General information
- Type: Competition sailplane
- National origin: United Kingdom
- Manufacturer: Slingsby Sailplanes
- Designer: G. M. Buxton
- Number built: 1

History
- First flight: 27 May 1935

= Buxton Hjordis =

British single-seat glider, 1935

The Buxton Hjordis was a single-seat sailplane built by Slingsby Sailplanes Ltd. in the UK to a design by G.M Buxton. Only one was constructed and was flown by Philip Wills at competitions in Europe between 1935-7.

==Development==
The sole Buxton Hjordis was a high-performance sailplane designed by G.M "Mungo" Buxton and built in 1935 by Slingsby Sailplanes Ltd. It was a single-seater of all-wood construction. Its straight-tapered, cantilever wing was pedestal-mounted and was without flaps or airbrakes. The fuselage was circular in cross section with the cockpit immediately in front of the wing leading edge and a wheel-less, single-skid main undercarriage. Aft, the fuselage tapered to carry a very small triangular fin, on which was mounted a much taller, wide chord rudder of rounded triangular shape and with a vertical leading edge. The horizontal tail was small and essentially all elevator apart from a leading-edge hinge.

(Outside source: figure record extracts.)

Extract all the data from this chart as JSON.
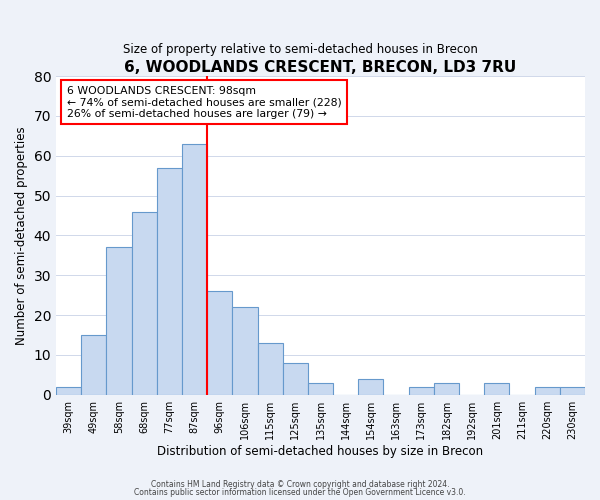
{
  "title": "6, WOODLANDS CRESCENT, BRECON, LD3 7RU",
  "subtitle": "Size of property relative to semi-detached houses in Brecon",
  "xlabel": "Distribution of semi-detached houses by size in Brecon",
  "ylabel": "Number of semi-detached properties",
  "bar_labels": [
    "39sqm",
    "49sqm",
    "58sqm",
    "68sqm",
    "77sqm",
    "87sqm",
    "96sqm",
    "106sqm",
    "115sqm",
    "125sqm",
    "135sqm",
    "144sqm",
    "154sqm",
    "163sqm",
    "173sqm",
    "182sqm",
    "192sqm",
    "201sqm",
    "211sqm",
    "220sqm",
    "230sqm"
  ],
  "bar_values": [
    2,
    15,
    37,
    46,
    57,
    63,
    26,
    22,
    13,
    8,
    3,
    0,
    4,
    0,
    2,
    3,
    0,
    3,
    0,
    2,
    2
  ],
  "bar_color": "#c8d9f0",
  "bar_edge_color": "#6699cc",
  "property_line_x": 6,
  "property_line_color": "red",
  "ylim": [
    0,
    80
  ],
  "annotation_title": "6 WOODLANDS CRESCENT: 98sqm",
  "annotation_line1": "← 74% of semi-detached houses are smaller (228)",
  "annotation_line2": "26% of semi-detached houses are larger (79) →",
  "annotation_box_color": "white",
  "annotation_box_edge": "red",
  "footer_line1": "Contains HM Land Registry data © Crown copyright and database right 2024.",
  "footer_line2": "Contains public sector information licensed under the Open Government Licence v3.0.",
  "background_color": "#eef2f9",
  "plot_background_color": "white"
}
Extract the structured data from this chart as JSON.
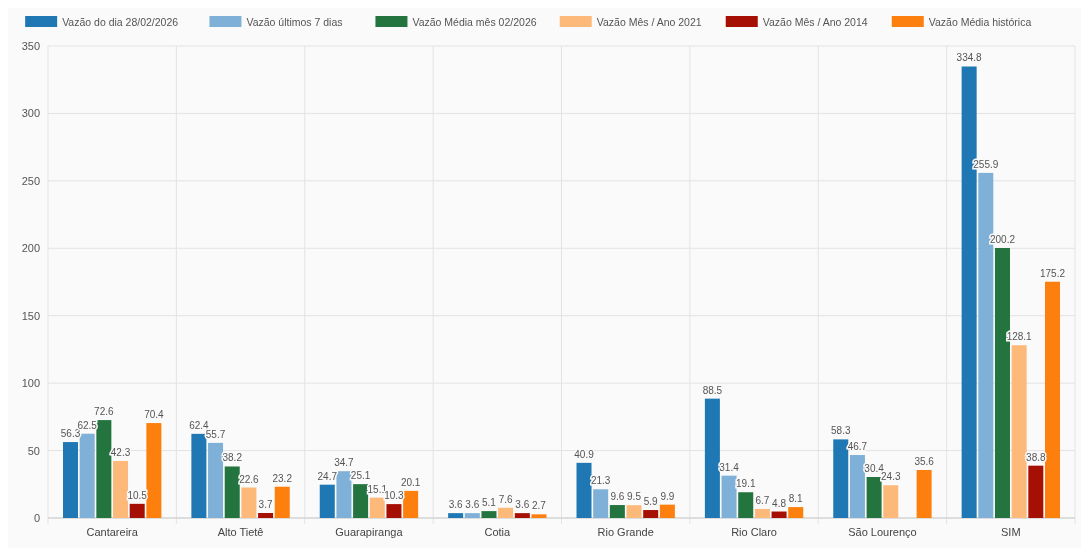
{
  "chart_data": {
    "type": "bar",
    "categories": [
      "Cantareira",
      "Alto Tietê",
      "Guarapiranga",
      "Cotia",
      "Rio Grande",
      "Rio Claro",
      "São Lourenço",
      "SIM"
    ],
    "series": [
      {
        "name": "Vazão do dia 28/02/2026",
        "color": "#1f77b4",
        "values": [
          56.3,
          62.4,
          24.7,
          3.6,
          40.9,
          88.5,
          58.3,
          334.8
        ]
      },
      {
        "name": "Vazão últimos 7 dias",
        "color": "#7fb1d8",
        "values": [
          62.5,
          55.7,
          34.7,
          3.6,
          21.3,
          31.4,
          46.7,
          255.9
        ]
      },
      {
        "name": "Vazão Média mês 02/2026",
        "color": "#23743e",
        "values": [
          72.6,
          38.2,
          25.1,
          5.1,
          9.6,
          19.1,
          30.4,
          200.2
        ]
      },
      {
        "name": "Vazão Mês / Ano 2021",
        "color": "#fdb97a",
        "values": [
          42.3,
          22.6,
          15.1,
          7.6,
          9.5,
          6.7,
          24.3,
          128.1
        ]
      },
      {
        "name": "Vazão Mês / Ano 2014",
        "color": "#a50f04",
        "values": [
          10.5,
          3.7,
          10.3,
          3.6,
          5.9,
          4.8,
          null,
          38.8
        ]
      },
      {
        "name": "Vazão Média histórica",
        "color": "#fd7f0e",
        "values": [
          70.4,
          23.2,
          20.1,
          2.7,
          9.9,
          8.1,
          35.6,
          175.2
        ]
      }
    ],
    "ylim": [
      0,
      350
    ],
    "yticks": [
      0,
      50,
      100,
      150,
      200,
      250,
      300,
      350
    ],
    "grid": true,
    "legend": "top",
    "data_labels": true
  }
}
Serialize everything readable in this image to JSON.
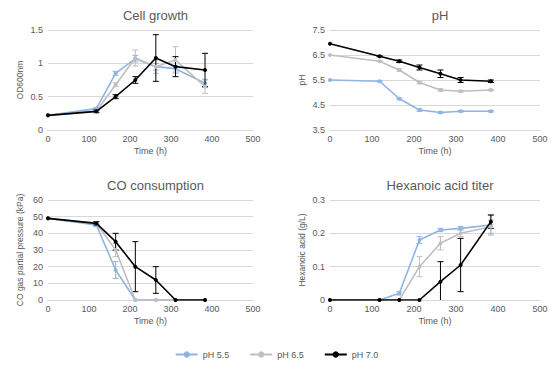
{
  "chart_data": [
    {
      "type": "line",
      "title": "Cell growth",
      "x_label": "Time (h)",
      "y_label": "OD600nm",
      "x": [
        0,
        118,
        165,
        213,
        263,
        311,
        383
      ],
      "series": [
        {
          "name": "pH 5.5",
          "color": "#8fb4e3",
          "marker": "circle",
          "line_style": "solid",
          "values": [
            0.22,
            0.32,
            0.85,
            1.07,
            0.95,
            0.92,
            0.7
          ],
          "errors": [
            0,
            0.02,
            0.03,
            0.05,
            0.05,
            0.05,
            0.06
          ]
        },
        {
          "name": "pH 6.5",
          "color": "#bfbfbf",
          "marker": "circle",
          "line_style": "solid",
          "values": [
            0.22,
            0.28,
            0.68,
            1.08,
            0.95,
            1.05,
            0.65
          ],
          "errors": [
            0,
            0.02,
            0.03,
            0.12,
            0.1,
            0.2,
            0.1
          ]
        },
        {
          "name": "pH 7.0",
          "color": "#000000",
          "marker": "circle",
          "line_style": "solid",
          "values": [
            0.22,
            0.28,
            0.5,
            0.75,
            1.08,
            0.95,
            0.9
          ],
          "errors": [
            0,
            0.02,
            0.03,
            0.05,
            0.35,
            0.15,
            0.25
          ]
        }
      ],
      "xlim": [
        0,
        500
      ],
      "xticks": [
        0,
        100,
        200,
        300,
        400,
        500
      ],
      "ylim": [
        0,
        1.5
      ],
      "yticks": [
        0,
        0.5,
        1,
        1.5
      ],
      "grid": true,
      "legend": "bottom"
    },
    {
      "type": "line",
      "title": "pH",
      "x_label": "Time (h)",
      "y_label": "pH",
      "x": [
        0,
        118,
        165,
        213,
        263,
        311,
        383
      ],
      "series": [
        {
          "name": "pH 5.5",
          "color": "#8fb4e3",
          "marker": "circle",
          "line_style": "solid",
          "values": [
            5.5,
            5.45,
            4.75,
            4.3,
            4.2,
            4.25,
            4.25
          ],
          "errors": [
            0,
            0.02,
            0.03,
            0.05,
            0.03,
            0.03,
            0.03
          ]
        },
        {
          "name": "pH 6.5",
          "color": "#bfbfbf",
          "marker": "circle",
          "line_style": "solid",
          "values": [
            6.5,
            6.25,
            5.9,
            5.4,
            5.1,
            5.05,
            5.1
          ],
          "errors": [
            0,
            0.02,
            0.05,
            0.05,
            0.05,
            0.03,
            0.03
          ]
        },
        {
          "name": "pH 7.0",
          "color": "#000000",
          "marker": "circle",
          "line_style": "solid",
          "values": [
            6.95,
            6.45,
            6.25,
            6.0,
            5.75,
            5.5,
            5.45
          ],
          "errors": [
            0,
            0.02,
            0.05,
            0.1,
            0.15,
            0.1,
            0.05
          ]
        }
      ],
      "xlim": [
        0,
        500
      ],
      "xticks": [
        0,
        100,
        200,
        300,
        400,
        500
      ],
      "ylim": [
        3.5,
        7.5
      ],
      "yticks": [
        3.5,
        4.5,
        5.5,
        6.5,
        7.5
      ],
      "grid": true,
      "legend": "bottom"
    },
    {
      "type": "line",
      "title": "CO consumption",
      "x_label": "Time (h)",
      "y_label": "CO gas partial pressure (kPa)",
      "x": [
        0,
        118,
        165,
        213,
        263,
        311,
        383
      ],
      "series": [
        {
          "name": "pH 5.5",
          "color": "#8fb4e3",
          "marker": "circle",
          "line_style": "solid",
          "values": [
            49,
            45,
            18,
            0,
            0,
            0,
            0
          ],
          "errors": [
            0,
            1,
            5,
            0,
            0,
            0,
            0
          ]
        },
        {
          "name": "pH 6.5",
          "color": "#bfbfbf",
          "marker": "circle",
          "line_style": "solid",
          "values": [
            49,
            46,
            30,
            0,
            0,
            0,
            0
          ],
          "errors": [
            0,
            1,
            4,
            0,
            0,
            0,
            0
          ]
        },
        {
          "name": "pH 7.0",
          "color": "#000000",
          "marker": "circle",
          "line_style": "solid",
          "values": [
            49,
            46,
            35,
            20,
            12,
            0,
            0
          ],
          "errors": [
            0,
            1,
            5,
            15,
            8,
            0,
            0
          ]
        }
      ],
      "xlim": [
        0,
        500
      ],
      "xticks": [
        0,
        100,
        200,
        300,
        400,
        500
      ],
      "ylim": [
        0,
        60
      ],
      "yticks": [
        0,
        10,
        20,
        30,
        40,
        50,
        60
      ],
      "grid": true,
      "legend": "bottom"
    },
    {
      "type": "line",
      "title": "Hexanoic acid titer",
      "x_label": "Time (h)",
      "y_label": "Hexanoic acid (g/L)",
      "x": [
        0,
        118,
        165,
        213,
        263,
        311,
        383
      ],
      "series": [
        {
          "name": "pH 5.5",
          "color": "#8fb4e3",
          "marker": "circle",
          "line_style": "solid",
          "values": [
            0,
            0,
            0.02,
            0.18,
            0.21,
            0.215,
            0.225
          ],
          "errors": [
            0,
            0,
            0.005,
            0.01,
            0.005,
            0.005,
            0.03
          ]
        },
        {
          "name": "pH 6.5",
          "color": "#bfbfbf",
          "marker": "circle",
          "line_style": "solid",
          "values": [
            0,
            0,
            0,
            0.1,
            0.17,
            0.2,
            0.22
          ],
          "errors": [
            0,
            0,
            0,
            0.03,
            0.02,
            0.01,
            0.02
          ]
        },
        {
          "name": "pH 7.0",
          "color": "#000000",
          "marker": "circle",
          "line_style": "solid",
          "values": [
            0,
            0,
            0,
            0,
            0.055,
            0.105,
            0.235
          ],
          "errors": [
            0,
            0,
            0,
            0,
            0.06,
            0.08,
            0.02
          ]
        }
      ],
      "xlim": [
        0,
        500
      ],
      "xticks": [
        0,
        100,
        200,
        300,
        400,
        500
      ],
      "ylim": [
        0,
        0.3
      ],
      "yticks": [
        0,
        0.1,
        0.2,
        0.3
      ],
      "grid": true,
      "legend": "bottom"
    }
  ]
}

Buxton began the design of a development, the Hjordis 2 which was completed and built by Slingsby Aviation as the King Kite.

==Operational history==
The Hjordis first flew on 27 June 1935. It had been designed and built for the well-known British glider pilot, Philip Wills, and he flew it at the British National Gliding Competitions at Sutton Bank in September 1935. He also flew it at the International Competition held between 14-47 July 1937 at the Wasserkuppe, Germany. At that time it was registered as G-GAAA. The following year it went to South Africa as ZS-23.

==The name==

Hjordis is a character in Norse mythology, the mother of Sigurd/Siegfried.